Review # 2 was written on 2013-08-14 00:00:00
1999was given a rating of 5 stars Matthew Hays
I think the authors were trying to make a nod at novel conventions, so I can overlook the trite mystery and romance aspects of it. As a few other people mentioned, the sex scenes seem out of place and a bit overboard, but what really got me was the way Fanny's reveal as a woman became such a big deal. She immediately starts wearing women's clothes around the house, and acting the lady somehow even though she has more than proven that such roles are based on nothing, and her romance with Jameson turns into a triumph of heterosexuality over his homosexual pining for Weston and his previous relationship with Ignatius. His preference for a "man's mind in a woman's body" couldn't help but resonate with me as somewhat heterosexist.
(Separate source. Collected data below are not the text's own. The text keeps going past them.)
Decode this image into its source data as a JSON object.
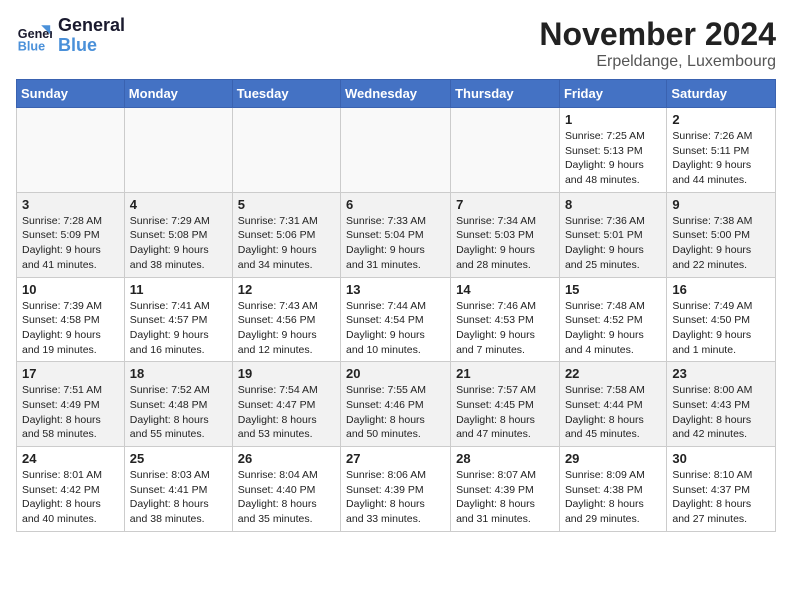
{
  "header": {
    "logo_line1": "General",
    "logo_line2": "Blue",
    "month": "November 2024",
    "location": "Erpeldange, Luxembourg"
  },
  "weekdays": [
    "Sunday",
    "Monday",
    "Tuesday",
    "Wednesday",
    "Thursday",
    "Friday",
    "Saturday"
  ],
  "weeks": [
    [
      {
        "day": "",
        "info": ""
      },
      {
        "day": "",
        "info": ""
      },
      {
        "day": "",
        "info": ""
      },
      {
        "day": "",
        "info": ""
      },
      {
        "day": "",
        "info": ""
      },
      {
        "day": "1",
        "info": "Sunrise: 7:25 AM\nSunset: 5:13 PM\nDaylight: 9 hours and 48 minutes."
      },
      {
        "day": "2",
        "info": "Sunrise: 7:26 AM\nSunset: 5:11 PM\nDaylight: 9 hours and 44 minutes."
      }
    ],
    [
      {
        "day": "3",
        "info": "Sunrise: 7:28 AM\nSunset: 5:09 PM\nDaylight: 9 hours and 41 minutes."
      },
      {
        "day": "4",
        "info": "Sunrise: 7:29 AM\nSunset: 5:08 PM\nDaylight: 9 hours and 38 minutes."
      },
      {
        "day": "5",
        "info": "Sunrise: 7:31 AM\nSunset: 5:06 PM\nDaylight: 9 hours and 34 minutes."
      },
      {
        "day": "6",
        "info": "Sunrise: 7:33 AM\nSunset: 5:04 PM\nDaylight: 9 hours and 31 minutes."
      },
      {
        "day": "7",
        "info": "Sunrise: 7:34 AM\nSunset: 5:03 PM\nDaylight: 9 hours and 28 minutes."
      },
      {
        "day": "8",
        "info": "Sunrise: 7:36 AM\nSunset: 5:01 PM\nDaylight: 9 hours and 25 minutes."
      },
      {
        "day": "9",
        "info": "Sunrise: 7:38 AM\nSunset: 5:00 PM\nDaylight: 9 hours and 22 minutes."
      }
    ],
    [
      {
        "day": "10",
        "info": "Sunrise: 7:39 AM\nSunset: 4:58 PM\nDaylight: 9 hours and 19 minutes."
      },
      {
        "day": "11",
        "info": "Sunrise: 7:41 AM\nSunset: 4:57 PM\nDaylight: 9 hours and 16 minutes."
      },
      {
        "day": "12",
        "info": "Sunrise: 7:43 AM\nSunset: 4:56 PM\nDaylight: 9 hours and 12 minutes."
      },
      {
        "day": "13",
        "info": "Sunrise: 7:44 AM\nSunset: 4:54 PM\nDaylight: 9 hours and 10 minutes."
      },
      {
        "day": "14",
        "info": "Sunrise: 7:46 AM\nSunset: 4:53 PM\nDaylight: 9 hours and 7 minutes."
      },
      {
        "day": "15",
        "info": "Sunrise: 7:48 AM\nSunset: 4:52 PM\nDaylight: 9 hours and 4 minutes."
      },
      {
        "day": "16",
        "info": "Sunrise: 7:49 AM\nSunset: 4:50 PM\nDaylight: 9 hours and 1 minute."
      }
    ],
    [
      {
        "day": "17",
        "info": "Sunrise: 7:51 AM\nSunset: 4:49 PM\nDaylight: 8 hours and 58 minutes."
      },
      {
        "day": "18",
        "info": "Sunrise: 7:52 AM\nSunset: 4:48 PM\nDaylight: 8 hours and 55 minutes."
      },
      {
        "day": "19",
        "info": "Sunrise: 7:54 AM\nSunset: 4:47 PM\nDaylight: 8 hours and 53 minutes."
      },
      {
        "day": "20",
        "info": "Sunrise: 7:55 AM\nSunset: 4:46 PM\nDaylight: 8 hours and 50 minutes."
      },
      {
        "day": "21",
        "info": "Sunrise: 7:57 AM\nSunset: 4:45 PM\nDaylight: 8 hours and 47 minutes."
      },
      {
        "day": "22",
        "info": "Sunrise: 7:58 AM\nSunset: 4:44 PM\nDaylight: 8 hours and 45 minutes."
      },
      {
        "day": "23",
        "info": "Sunrise: 8:00 AM\nSunset: 4:43 PM\nDaylight: 8 hours and 42 minutes."
      }
    ],
    [
      {
        "day": "24",
        "info": "Sunrise: 8:01 AM\nSunset: 4:42 PM\nDaylight: 8 hours and 40 minutes."
      },
      {
        "day": "25",
        "info": "Sunrise: 8:03 AM\nSunset: 4:41 PM\nDaylight: 8 hours and 38 minutes."
      },
      {
        "day": "26",
        "info": "Sunrise: 8:04 AM\nSunset: 4:40 PM\nDaylight: 8 hours and 35 minutes."
      },
      {
        "day": "27",
        "info": "Sunrise: 8:06 AM\nSunset: 4:39 PM\nDaylight: 8 hours and 33 minutes."
      },
      {
        "day": "28",
        "info": "Sunrise: 8:07 AM\nSunset: 4:39 PM\nDaylight: 8 hours and 31 minutes."
      },
      {
        "day": "29",
        "info": "Sunrise: 8:09 AM\nSunset: 4:38 PM\nDaylight: 8 hours and 29 minutes."
      },
      {
        "day": "30",
        "info": "Sunrise: 8:10 AM\nSunset: 4:37 PM\nDaylight: 8 hours and 27 minutes."
      }
    ]
  ]
}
Even though the characters are supposed to be of their own time, Jameson has already established himself as having had passionate same-sex affairs in the past, so his changing preferences seem to be a value judgment that hits too closely to the era the authors live in. Additionally, while it tries, perhaps too hard, to portray African Americans in a sensitive way, it ends up exalting them in a way that feels a lot like anxious racial guilt. The book is clearly written by white people for white people. We're meant to be moved and captivated in the one scene that features more than one black person, which is a midnight burial, complete with musicality and spirituality. Then the rest of the book Ignatius goes back to being Sherlock Holmes. Gag.